Complessivamente, secondo il ministero delle finanze, nel 2003 gli italiani (40,5 milioni di persone fisiche) hanno denunciato al fisco redditi per poco più di 655 miliardi. Il reddito nazionale, però, in quell’anno era quasi il doppio. Risultato: in Italia c’è una gigantesca evasione fiscale. Che l’Associazione artigiani e piccole imprese di Mestre (la Cgia) ha quantificato in circa 311 miliardi di imponibile, circa il 25% del prodotto lordo. Questo significa che ogni anno il fisco non riesce a mettere le mani su imposte pari a circa 150 miliardi di euro, 300 mila miliardi di lire. Secondo i calcoli della Cgia solo in termini di imposte (dirette, indirette e contributi) vengono sottratti all’erario tra i 125 e il 130 miliardi.

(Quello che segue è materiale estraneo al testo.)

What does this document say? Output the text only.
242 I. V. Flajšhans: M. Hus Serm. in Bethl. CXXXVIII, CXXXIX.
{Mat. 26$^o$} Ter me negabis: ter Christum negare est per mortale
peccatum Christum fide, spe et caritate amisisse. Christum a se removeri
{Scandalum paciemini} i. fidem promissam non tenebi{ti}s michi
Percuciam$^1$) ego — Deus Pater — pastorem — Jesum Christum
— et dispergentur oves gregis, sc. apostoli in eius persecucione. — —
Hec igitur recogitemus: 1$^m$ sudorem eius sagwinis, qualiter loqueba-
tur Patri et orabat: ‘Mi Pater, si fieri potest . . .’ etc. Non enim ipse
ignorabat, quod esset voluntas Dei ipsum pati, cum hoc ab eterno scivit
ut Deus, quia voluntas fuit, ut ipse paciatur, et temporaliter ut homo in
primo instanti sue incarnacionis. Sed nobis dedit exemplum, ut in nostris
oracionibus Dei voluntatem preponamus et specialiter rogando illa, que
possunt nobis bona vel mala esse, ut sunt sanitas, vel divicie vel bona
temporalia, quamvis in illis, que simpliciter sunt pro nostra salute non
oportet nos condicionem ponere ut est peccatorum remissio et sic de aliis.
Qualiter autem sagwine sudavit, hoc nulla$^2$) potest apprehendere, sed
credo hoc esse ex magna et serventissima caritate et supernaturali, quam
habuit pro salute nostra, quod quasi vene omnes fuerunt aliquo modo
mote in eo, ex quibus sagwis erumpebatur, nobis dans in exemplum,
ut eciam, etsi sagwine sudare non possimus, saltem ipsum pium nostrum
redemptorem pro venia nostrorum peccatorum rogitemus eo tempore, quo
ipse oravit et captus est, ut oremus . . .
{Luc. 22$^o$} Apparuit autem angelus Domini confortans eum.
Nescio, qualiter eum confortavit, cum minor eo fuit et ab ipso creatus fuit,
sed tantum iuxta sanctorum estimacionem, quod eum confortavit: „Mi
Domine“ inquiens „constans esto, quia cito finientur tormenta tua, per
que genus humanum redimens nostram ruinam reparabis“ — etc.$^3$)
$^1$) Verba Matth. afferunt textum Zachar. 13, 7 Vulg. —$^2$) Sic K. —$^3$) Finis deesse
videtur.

Se tutti pagassero, o evadessero un po’ meno, l’Italia non avrebbe più bisogno di manovre correttive o di finanziarie «lacrime e sangue» per stare dentro i parametri di Maastricht. Sarebbero disponibili risorse in abbondanza per rilanciare l’economia e il fisco potrebbe essere un po’ meno pesante.
La Cgia ha cercato di «mappare» il fenomeno (che definisce «triste») individuando quattro grandi aree di evasione/elusione fiscale: l’economia sommersa; l’evasione/elusione delle grandi imprese; quella dei lavoratori autonomi e dele piccole imprese; e, infine, l’evasione legata all’economia criminale.
Secondo gli artigiani di Mestre, la prima e più diffusa area riguarda l’economia sommersa per la quale l’Istat stima che vengano sottratti al fisco circa 200 miliardi di imponibile l’anno. L’esercito dei lavoratori in nero è composto da oltre 3 milioni di unità di lavoro standard e questo significa che i lavoratori in nero interessati sono molti di più. Secondo la circa 2,6 milioni sono lavoratori dipendenti che spesso fanno il secondo e il terzo lavoro.
La seconda area è quella composta dalle grandi società di capitali.Secondo i dati del ministero dell’economia il 50% di queste grandi società di capitali dichiara per più anni redditi negativi o pari a zero. Un altro 17%, invece, dichiara redditi inferiori ai 10 mila euro. Questo significa che su un totale di quasi 77o mila società di capitali il 50% non versa una lira al fisco, almeno per quanto riguarda le imposte sul reddito, l’ex Irpeg. Il ministero stima un’evasione/ elusione fiscale attorno ai 7 miliardi di euro.
Una terza area di evasione fiscale è quella dei lavoratori autonomi e delle piccole imprese dovuta alla mancata emissione di scontrini, ricevute e fatture fiscali. La Cgia in questo caso appare abbastanza generosa visto che quantifica in appena 4 miliardi di euro l’anno (una cifra infinitamente più piccola di quella del lavoro dipendente)l’evasione di bottegai, professionisti, piccoli imprenditori e agricoltori che complessivamente sono poco meno di 4 milioni. Almeno a stare alle partite Iva.
A queste tre aree di evasione «classica» si aggiunge quella dell’economia criminale. Forse è improprio computarla con l’altra evasione, ma occorre tenere conto che le grandi organizzazioni mafiose controllano buone parte dell’economia in almeno 3 regioni del Mezzogiorno. La Cgia riportando i dati della Dia, la Direzione investigativa antimafia, stima il giro d’affari non contabilizzati attorno ai 100 miliardi di euro l’anno. Ma i condoni di Berlusconi e Tremonti non dovevano servire a riportare gli italiani sulla «retta via»?